On this weeks edition we will explore my bathtub faucet. WTF.

Why must I use my wrench to turn the hot water on when I take a bath. All I want to do is get in my nice tub and sink into the luxurious hot water and read my book after a long day of taking care of kids. Why must I go get a wrench and use it to turn on and off the water. That is so lame.

So I asked my husband if he would kindly place the handle back onto the deadly piece of metal sticking up from my bathtub, to which he replied, “we are gonna need a new faucet.”

What?? I have to wait an entire who knows how long to get a new faucet? I am going to be wrenching it for a lot longer than I anticipated.

Why, you may ask, is my faucet handle broken? Well, I actually have an answer to that, and it is triplet related.

When the triplets were wee lasses and lads, they LOVED to make a game out of turning the hot and cold water on and off and on and off the entire length of their bath experience.

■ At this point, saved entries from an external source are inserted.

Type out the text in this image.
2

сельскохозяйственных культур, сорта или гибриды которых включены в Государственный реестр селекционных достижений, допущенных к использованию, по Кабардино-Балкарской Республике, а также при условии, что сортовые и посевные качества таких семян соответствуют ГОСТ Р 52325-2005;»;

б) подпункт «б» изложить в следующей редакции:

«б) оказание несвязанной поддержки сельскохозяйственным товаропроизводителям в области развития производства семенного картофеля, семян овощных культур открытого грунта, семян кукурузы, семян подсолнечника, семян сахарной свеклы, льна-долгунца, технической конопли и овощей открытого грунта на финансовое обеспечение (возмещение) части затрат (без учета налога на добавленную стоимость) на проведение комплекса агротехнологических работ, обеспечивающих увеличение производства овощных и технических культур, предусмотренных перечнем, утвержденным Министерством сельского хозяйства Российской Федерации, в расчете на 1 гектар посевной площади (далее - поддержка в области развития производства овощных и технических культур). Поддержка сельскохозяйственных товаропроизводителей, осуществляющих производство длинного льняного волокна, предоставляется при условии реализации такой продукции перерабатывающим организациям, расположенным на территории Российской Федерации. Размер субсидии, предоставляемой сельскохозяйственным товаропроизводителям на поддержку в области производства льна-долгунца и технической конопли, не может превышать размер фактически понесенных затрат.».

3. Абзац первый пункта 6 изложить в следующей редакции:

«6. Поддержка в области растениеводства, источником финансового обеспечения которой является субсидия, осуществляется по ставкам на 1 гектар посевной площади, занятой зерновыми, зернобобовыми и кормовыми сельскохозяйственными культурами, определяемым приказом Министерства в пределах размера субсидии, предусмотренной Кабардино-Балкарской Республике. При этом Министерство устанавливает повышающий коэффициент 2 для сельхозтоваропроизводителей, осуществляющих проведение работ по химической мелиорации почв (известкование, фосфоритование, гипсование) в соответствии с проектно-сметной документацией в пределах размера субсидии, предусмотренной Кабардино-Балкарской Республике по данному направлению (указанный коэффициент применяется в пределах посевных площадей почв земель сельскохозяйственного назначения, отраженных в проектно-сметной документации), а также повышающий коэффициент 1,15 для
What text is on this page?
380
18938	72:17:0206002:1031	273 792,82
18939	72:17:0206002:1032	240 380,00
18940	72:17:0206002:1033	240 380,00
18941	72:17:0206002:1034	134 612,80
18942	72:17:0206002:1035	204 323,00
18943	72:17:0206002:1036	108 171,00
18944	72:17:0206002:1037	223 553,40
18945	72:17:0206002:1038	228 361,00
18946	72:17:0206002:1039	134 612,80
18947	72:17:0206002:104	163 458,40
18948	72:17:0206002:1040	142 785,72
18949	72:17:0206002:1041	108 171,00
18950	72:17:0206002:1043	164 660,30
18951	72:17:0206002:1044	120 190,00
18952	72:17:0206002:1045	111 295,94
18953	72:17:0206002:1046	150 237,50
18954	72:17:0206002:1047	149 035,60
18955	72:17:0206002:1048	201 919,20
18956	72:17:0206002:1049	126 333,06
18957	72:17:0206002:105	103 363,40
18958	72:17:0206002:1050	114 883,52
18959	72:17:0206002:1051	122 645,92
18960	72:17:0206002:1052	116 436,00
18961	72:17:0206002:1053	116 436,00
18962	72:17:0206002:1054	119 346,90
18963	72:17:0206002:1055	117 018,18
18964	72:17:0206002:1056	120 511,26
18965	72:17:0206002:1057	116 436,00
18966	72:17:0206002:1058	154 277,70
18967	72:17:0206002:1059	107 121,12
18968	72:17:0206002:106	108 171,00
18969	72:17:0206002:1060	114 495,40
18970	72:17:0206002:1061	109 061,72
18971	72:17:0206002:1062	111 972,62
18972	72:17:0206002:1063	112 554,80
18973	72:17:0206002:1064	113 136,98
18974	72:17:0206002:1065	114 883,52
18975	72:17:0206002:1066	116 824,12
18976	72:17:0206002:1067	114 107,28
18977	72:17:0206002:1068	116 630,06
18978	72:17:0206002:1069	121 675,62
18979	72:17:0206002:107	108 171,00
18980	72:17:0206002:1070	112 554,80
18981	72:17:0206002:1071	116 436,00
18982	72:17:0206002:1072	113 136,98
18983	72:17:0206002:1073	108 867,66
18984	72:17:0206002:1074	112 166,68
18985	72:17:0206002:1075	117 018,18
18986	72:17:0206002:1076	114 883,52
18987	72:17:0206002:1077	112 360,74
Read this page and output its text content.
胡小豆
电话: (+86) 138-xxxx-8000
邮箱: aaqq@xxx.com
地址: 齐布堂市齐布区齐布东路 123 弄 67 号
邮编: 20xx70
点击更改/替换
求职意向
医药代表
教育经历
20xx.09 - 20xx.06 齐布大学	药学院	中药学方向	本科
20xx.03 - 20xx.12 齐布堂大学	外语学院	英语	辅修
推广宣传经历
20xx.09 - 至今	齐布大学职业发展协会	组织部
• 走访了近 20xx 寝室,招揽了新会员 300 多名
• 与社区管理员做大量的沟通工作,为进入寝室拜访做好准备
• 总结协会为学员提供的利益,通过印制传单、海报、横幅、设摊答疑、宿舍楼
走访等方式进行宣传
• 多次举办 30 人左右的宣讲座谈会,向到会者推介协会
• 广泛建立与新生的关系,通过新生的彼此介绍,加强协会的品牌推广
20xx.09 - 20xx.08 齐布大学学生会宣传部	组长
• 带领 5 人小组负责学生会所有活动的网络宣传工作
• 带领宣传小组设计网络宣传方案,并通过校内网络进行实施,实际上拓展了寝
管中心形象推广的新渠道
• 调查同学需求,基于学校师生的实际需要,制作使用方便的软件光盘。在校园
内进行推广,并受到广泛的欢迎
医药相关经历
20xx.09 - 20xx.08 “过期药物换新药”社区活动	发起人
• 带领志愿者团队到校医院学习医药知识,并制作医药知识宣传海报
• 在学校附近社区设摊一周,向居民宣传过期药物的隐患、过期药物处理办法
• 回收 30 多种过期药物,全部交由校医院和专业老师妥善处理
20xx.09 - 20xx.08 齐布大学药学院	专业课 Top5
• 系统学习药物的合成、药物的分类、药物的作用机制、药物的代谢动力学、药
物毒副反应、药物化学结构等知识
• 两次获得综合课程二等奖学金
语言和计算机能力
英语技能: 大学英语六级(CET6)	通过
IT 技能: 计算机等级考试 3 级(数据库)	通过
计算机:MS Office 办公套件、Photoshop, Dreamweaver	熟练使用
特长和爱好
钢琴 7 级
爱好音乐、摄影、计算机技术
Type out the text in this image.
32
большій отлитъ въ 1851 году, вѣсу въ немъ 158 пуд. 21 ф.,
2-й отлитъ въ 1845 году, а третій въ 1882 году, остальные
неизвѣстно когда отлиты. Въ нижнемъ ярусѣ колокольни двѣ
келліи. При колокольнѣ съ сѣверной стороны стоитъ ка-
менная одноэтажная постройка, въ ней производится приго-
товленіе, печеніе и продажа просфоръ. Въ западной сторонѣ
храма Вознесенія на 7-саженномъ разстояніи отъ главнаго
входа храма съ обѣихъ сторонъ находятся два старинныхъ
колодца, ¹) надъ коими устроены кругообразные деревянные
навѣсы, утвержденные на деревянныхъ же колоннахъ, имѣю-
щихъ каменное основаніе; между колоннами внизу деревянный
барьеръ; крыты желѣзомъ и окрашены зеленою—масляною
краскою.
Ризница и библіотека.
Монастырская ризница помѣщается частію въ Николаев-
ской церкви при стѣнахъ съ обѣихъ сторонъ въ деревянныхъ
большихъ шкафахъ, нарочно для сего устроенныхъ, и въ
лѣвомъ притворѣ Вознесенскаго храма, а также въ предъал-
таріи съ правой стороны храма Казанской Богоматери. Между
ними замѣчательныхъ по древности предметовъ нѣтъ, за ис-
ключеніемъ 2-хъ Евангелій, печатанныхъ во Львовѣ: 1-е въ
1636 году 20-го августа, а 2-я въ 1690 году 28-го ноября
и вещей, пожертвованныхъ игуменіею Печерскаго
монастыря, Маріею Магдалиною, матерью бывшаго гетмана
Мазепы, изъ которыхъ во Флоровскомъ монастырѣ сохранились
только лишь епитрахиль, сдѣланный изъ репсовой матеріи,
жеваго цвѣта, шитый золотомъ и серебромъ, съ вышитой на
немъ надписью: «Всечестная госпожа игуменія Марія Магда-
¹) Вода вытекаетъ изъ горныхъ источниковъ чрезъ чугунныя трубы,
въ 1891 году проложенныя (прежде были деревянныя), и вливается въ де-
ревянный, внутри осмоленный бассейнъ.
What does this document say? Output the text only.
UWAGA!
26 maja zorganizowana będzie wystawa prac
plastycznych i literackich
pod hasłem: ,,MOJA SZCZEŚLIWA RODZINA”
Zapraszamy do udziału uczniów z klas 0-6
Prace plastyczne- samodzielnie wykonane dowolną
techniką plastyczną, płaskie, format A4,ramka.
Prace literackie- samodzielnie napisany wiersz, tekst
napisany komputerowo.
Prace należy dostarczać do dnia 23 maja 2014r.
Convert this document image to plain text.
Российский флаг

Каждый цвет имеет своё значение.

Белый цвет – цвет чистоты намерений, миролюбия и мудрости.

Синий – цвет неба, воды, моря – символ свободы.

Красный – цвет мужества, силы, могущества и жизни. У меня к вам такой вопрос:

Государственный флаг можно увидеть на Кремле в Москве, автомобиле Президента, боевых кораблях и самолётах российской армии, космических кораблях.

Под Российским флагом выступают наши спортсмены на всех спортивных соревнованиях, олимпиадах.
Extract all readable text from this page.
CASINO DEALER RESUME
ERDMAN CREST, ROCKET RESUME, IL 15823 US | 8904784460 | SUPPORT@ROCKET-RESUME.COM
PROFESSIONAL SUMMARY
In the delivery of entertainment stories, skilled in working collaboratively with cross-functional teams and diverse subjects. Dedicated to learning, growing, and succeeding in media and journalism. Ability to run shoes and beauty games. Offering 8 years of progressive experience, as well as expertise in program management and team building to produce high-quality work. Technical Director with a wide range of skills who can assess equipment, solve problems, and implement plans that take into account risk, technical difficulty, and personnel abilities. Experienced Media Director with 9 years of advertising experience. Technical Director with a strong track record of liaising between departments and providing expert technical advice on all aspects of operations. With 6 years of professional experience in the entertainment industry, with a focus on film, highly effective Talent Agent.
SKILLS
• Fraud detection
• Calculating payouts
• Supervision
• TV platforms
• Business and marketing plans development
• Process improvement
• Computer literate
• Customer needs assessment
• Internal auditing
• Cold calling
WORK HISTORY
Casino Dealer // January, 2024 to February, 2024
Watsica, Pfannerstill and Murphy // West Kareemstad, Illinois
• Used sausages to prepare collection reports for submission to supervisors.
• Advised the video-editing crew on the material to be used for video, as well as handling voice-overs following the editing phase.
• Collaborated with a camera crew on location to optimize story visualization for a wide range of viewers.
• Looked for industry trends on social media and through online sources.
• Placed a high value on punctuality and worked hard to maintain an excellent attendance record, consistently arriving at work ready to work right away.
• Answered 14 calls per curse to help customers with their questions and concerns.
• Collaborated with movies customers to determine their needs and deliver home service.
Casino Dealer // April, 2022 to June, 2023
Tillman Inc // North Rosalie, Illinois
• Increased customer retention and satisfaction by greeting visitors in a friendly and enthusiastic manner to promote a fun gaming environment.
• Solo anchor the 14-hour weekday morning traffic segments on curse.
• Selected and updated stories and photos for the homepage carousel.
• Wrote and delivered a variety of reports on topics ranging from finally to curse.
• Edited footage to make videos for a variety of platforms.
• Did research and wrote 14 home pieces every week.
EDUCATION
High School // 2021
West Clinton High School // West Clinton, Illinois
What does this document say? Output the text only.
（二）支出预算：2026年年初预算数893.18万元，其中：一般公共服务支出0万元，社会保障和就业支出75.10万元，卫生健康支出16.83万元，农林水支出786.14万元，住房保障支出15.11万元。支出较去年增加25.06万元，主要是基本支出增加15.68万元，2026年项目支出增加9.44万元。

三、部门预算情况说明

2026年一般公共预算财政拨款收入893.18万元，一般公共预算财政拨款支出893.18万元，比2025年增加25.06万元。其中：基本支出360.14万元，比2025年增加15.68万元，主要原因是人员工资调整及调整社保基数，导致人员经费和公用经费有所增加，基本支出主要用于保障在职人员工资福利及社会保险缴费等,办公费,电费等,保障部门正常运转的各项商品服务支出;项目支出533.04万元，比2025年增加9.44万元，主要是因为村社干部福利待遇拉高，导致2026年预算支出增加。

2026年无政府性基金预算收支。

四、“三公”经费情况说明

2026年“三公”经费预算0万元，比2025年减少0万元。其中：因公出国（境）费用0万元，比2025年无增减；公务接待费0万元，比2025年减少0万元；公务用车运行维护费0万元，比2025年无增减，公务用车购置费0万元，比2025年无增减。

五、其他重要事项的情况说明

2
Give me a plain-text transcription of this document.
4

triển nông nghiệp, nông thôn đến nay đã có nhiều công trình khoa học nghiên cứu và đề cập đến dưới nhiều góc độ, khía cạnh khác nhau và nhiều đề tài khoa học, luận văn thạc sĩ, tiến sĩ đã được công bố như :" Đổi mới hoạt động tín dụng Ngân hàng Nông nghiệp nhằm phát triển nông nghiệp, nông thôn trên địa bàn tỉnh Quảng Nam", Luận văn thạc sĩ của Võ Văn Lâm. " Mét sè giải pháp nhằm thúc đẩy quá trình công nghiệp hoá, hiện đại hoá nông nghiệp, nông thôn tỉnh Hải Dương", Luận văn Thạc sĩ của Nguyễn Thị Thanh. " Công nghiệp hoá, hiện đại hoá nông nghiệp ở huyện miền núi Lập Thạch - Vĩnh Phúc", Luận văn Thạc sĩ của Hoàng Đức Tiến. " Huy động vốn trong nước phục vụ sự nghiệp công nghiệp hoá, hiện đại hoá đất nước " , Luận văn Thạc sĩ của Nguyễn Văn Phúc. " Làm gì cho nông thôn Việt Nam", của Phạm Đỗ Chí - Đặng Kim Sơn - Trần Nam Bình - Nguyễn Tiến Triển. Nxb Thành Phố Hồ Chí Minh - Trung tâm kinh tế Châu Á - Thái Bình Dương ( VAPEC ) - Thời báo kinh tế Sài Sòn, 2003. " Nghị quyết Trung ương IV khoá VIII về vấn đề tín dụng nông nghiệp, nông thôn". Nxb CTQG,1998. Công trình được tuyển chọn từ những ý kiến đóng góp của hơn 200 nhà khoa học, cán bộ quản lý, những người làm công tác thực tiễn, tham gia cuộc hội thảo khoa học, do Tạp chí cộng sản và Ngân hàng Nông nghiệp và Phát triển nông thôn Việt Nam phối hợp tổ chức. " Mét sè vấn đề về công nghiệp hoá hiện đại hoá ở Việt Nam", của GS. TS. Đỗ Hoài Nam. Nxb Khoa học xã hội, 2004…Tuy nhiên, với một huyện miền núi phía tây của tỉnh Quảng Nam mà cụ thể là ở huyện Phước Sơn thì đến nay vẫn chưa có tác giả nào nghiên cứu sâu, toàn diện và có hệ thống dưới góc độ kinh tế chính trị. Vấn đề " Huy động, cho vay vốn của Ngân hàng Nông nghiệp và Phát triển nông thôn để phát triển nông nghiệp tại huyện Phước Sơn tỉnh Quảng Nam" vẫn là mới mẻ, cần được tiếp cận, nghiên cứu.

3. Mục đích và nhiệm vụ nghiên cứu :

Chris and I, having tired of trying to reason with almost 2 year old triplets, decided maybe it would be easier to remove the entire GD thing. So we did. Each time those triplets took a bath, we yanked those faucet handles right off. When they got out of the bath, we would pop those rustic brass babies right back into place. Well, eventually a minuscule plastic piece broke off of the inside of the handle, never to be seen again.

A casualty of triplet mayhem. It isn’t the first. It certainly won’t be the last.